Tılsımlar Mecmuası | OnAltıncı Söz | 30
(24-31)

Meselâ: Sen, Ona Hâlık ismiyle yanaşmak istersen; senin Hâlıkın hususiyyetiyle, sonra bütün insânların Hâlıkı cihetiyle, sonra bütün zîhayatların Hâlıkı ünvanıyla, sonra bütün mevcûdâtın Hâlıkı ismiyle münasebettarlık lâzım gelir. Yoksa zılde kalırsın, yalnız cüz’î bir cilveyi bulursun.

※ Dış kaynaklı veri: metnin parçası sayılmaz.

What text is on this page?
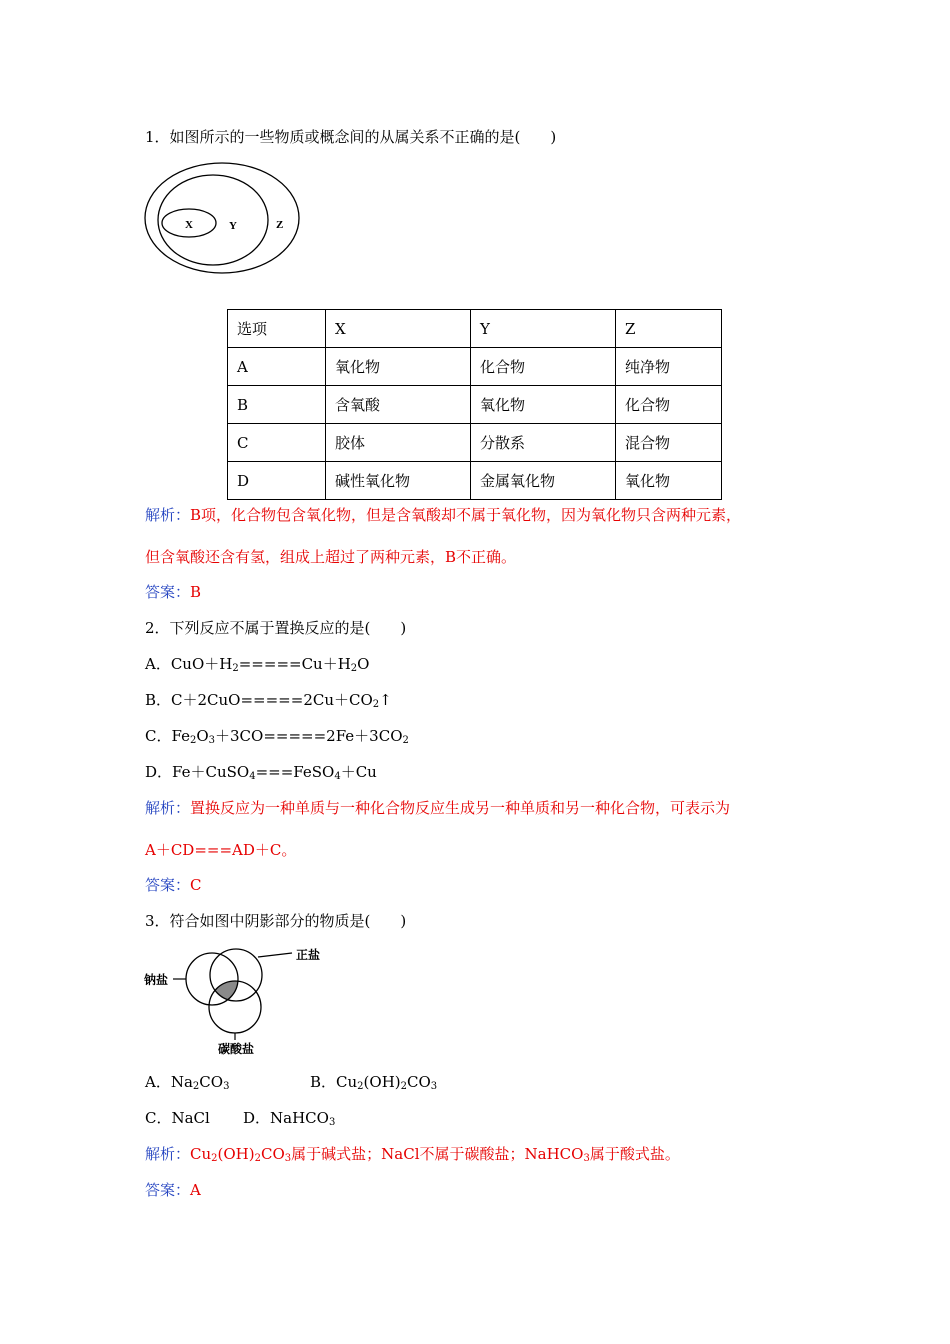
1．如图所示的一些物质或概念间的从属关系不正确的是(　　)
X	Y	Z
选项	X	Y	Z
A	氧化物	化合物	纯净物
B	含氧酸	氧化物	化合物
C	胶体	分散系	混合物
D	碱性氧化物	金属氧化物	氧化物
解析：B项，化合物包含氧化物，但是含氧酸却不属于氧化物，因为氧化物只含两种元素，
但含氧酸还含有氢，组成上超过了两种元素，B不正确。
答案：B
2．下列反应不属于置换反应的是(　　)
A．$CuO+H_2=====Cu+H_2O$
B．$C+2CuO=====2Cu+CO_2↑$
C．$Fe_2O_3+3CO=====2Fe+3CO_2$
D．Fe＋CuSO$_4$===FeSO$_4$＋Cu
解析：置换反应为一种单质与一种化合物反应生成另一种单质和另一种化合物，可表示为
A＋CD===AD＋C。
答案：C
3．符合如图中阴影部分的物质是(　　)
钠盐
正盐
碳酸盐
A．$Na_2CO_3$	B．$Cu_2(OH)_2CO_3$
C．NaCl D．NaHCO$_3$
解析：$Cu_2(OH)_2CO_3$属于碱式盐；NaCl不属于碳酸盐；NaHCO$_3$属于酸式盐。
答案：A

BİR İHTAR: Temsildeki pâdişah, aczi için, kumandanlık isminin merâtibinde müşir ve ferik gibi vasıtalar koymuştur. Fakat olan Kadîr-i Mutlak, vasıtalardan müstağnidir. Vasıtalar, sırf zâhirîdirler; perde-i izzet ve âzamettirler. Ubûdiyyet ve hayret ve acz ve iftikar içinde saltanat-ı Rubûbiyyetine dellâldırlar, temaşâgerdirler. Muini değiller, şerik-i saltanat-ı Rubûbiyyet olamazlar.

DÖRDÜNCÜ ŞUÂ: İşte ey tenbel nefsim! Bir nevi Mi’rac hükmünde olan namazın hakikatı; sâbık temsilde bir nefer, mahz-ı lütuf olarak Huzur-u şâhâneye kabûlü gibi; mahz-ı rahmet olarak Zât-ı Celîl-i Zülcemâl ve Mâbud-u Cemil-i Zülcelâl’in huzuruna kabûlündür. “Allahü Ekber” deyip, mânen ve hayalen veya niyeten iki cihandan geçip, kayd-ı maddiyattan tecerrüd edip bir mertebe-i külliyye-i ubûdiyyete veya küllînin bir gölgesine veya bir sûretine çıkıp, bir nevi huzura müşerref olup, hitabına (herkesin kabiliyeti nisbetinde) bir mazhariyyet-i azîmedir. Âdeta, harekât-ı salâtiyyede tekrarla “Allahu Ekber” “Allahu Ekber” demekle kat-ı merâtibe ve terakkiyat-ı mânevîyyeye ve cüz’iyyattan devair-i külliyyeye çıkmasına bir işarettir ve mârifetimiz haricindeki kemâlât-ı kibriyâsının mücmel bir ünvanıdır. Güya herbir “Allahü Ekber” bir basamak-ı mi’raciyyeyi kat’ına işarettir. İşte şu hakikat-ı salâttan mânen veya niyeten veya tasavvuren veya hayalen bir gölgesine, bir şuâ’ına mazhariyet dahi, büyük bir saadettir. İşte Hacda pek kesretli “Allahü Ekber” denilmesi, şu sırdandır. Çünki: Hacc-ı Şerif bil’asale herkes için bir mertebe-i külliyyede bir ubûdiyyettir. Nasılki bir nefer, bayram gibi bir yevm-i mahsusta ferik dairesinde bir ferik gibi pâdişahın bayramına gider ve lütfuna mazhar olur. Öyle de: Bir Hacı, ne kadar ami de olsa, kat’-ı merâtib etmiş bir veli gibi umum aktar-ı arzın Rabb-ı Azîmi ünvanıyla Rabbine müteveccihtir. Bir ubûdiyyet-i külliyye ile müşerreftir.